Organic cosmetics are easier on the environment, but not always the wallet. We find out the benefits of organic beauty products, as well as a way to keep costs low
Organic farms are home to 30 per cent more species of wildlife on average, with around 75 per cent more wild bees than other farms. No wonder then, that organics are making a buzz this month, with the Organic September campaign celebrating all the benefits of organic farming and products that help sustain the health of soil, ecosystems and people.
The campaign is organised by the Soil Association, which certifies more than 70 per cent of all organic products sold in the UK. It says that choosing organic products helps people to do something about climate change because organic farming tends to reduce energy and water use. In fact, the Soil Association reports that if Europe’s farmers all followed organic principles, agricultural emissions could drop by 40-50 per cent by 2050 while producing enough food to provide the growing population with healthy diets.
The Soil Association has certified organic food and farming since 1973, and more recently, clothes and beauty products. As a result of consumer demand, the organic beauty sector is at an all-time high, according to Soil Association’s Natasha Collins-Daniel, who says that “conscious consumers” want sustainable cosmetics that fit with their values and support “a holistic sense of wellbeing”.

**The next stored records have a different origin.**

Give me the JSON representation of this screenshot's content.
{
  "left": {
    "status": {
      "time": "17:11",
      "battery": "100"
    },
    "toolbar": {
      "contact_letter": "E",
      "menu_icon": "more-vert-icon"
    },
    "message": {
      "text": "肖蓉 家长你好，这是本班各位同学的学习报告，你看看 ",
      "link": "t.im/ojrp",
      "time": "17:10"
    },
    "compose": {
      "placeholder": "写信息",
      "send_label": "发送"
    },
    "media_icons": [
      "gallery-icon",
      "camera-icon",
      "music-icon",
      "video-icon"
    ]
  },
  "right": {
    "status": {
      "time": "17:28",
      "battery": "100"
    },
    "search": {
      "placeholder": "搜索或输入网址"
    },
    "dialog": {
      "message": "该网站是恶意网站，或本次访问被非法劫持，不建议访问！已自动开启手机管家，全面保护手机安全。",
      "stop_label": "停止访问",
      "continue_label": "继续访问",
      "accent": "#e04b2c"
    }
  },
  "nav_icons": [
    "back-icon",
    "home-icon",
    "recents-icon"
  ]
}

Gareth Després, co-founder of the School of Natural Skincare, is a passionate advocate for organic cosmetics. “It’s not just about the products,” he says, “it’s about nurturing the land. Once an organically farmed ingredient leaves your body, it returns to that sustainable ecosystem and can biodegrade,” he explains.
“The only way to truly guarantee organic status is to look for official Soil Association accreditation. Yes, it costs companies to become certified organic but that’s the assurance,” says Després, who warns that some companies include the word ‘organic’ on the label when only one organic ingredient is used in tiny quantities.
Organic and natural beauty certification provides “a stamp of trust that combats greenwashing and plays a central role in the movement towards a more responsible industry,” says Collins-Daniel. “[It] guarantees the product is sourced and manufactured using sustainable ingredients, not tested on animals, free from harsh chemicals, parabens, synthetic dyes and artificial fragrances.”
There’s often a price tag associated with organic produce. “This tends to be because more labour-intensive farming methods are used than on regular farms and because of the cost of certification,” explains Després. But it doesn’t always have to be this way.
It’s not just about the products, it’s about nurturing the land
According to Després, it’s possible to make your own 100 per cent organic skincare products for a fraction of the price. For the students who take part in the School of Natural Skincare’s courses, making their own organic beauty products can be affordable, fun and bring an array of benefits.
“Many of our students tell us about the problems they’ve had with high street or conventional cosmetic products that either don’t work, are overpriced or have caused irritation, inflammation or agitated existing sensitivities,” says Després. “When they’ve switched to natural and organic cosmetics, the improvements are often visible overnight and they don’t go back.”
He adds: “Organic is a choice that people make based on their value system. Where possible, we direct our students to certified organic ingredients because that’s the ultimate standard – we feel it’s better for people and planet.”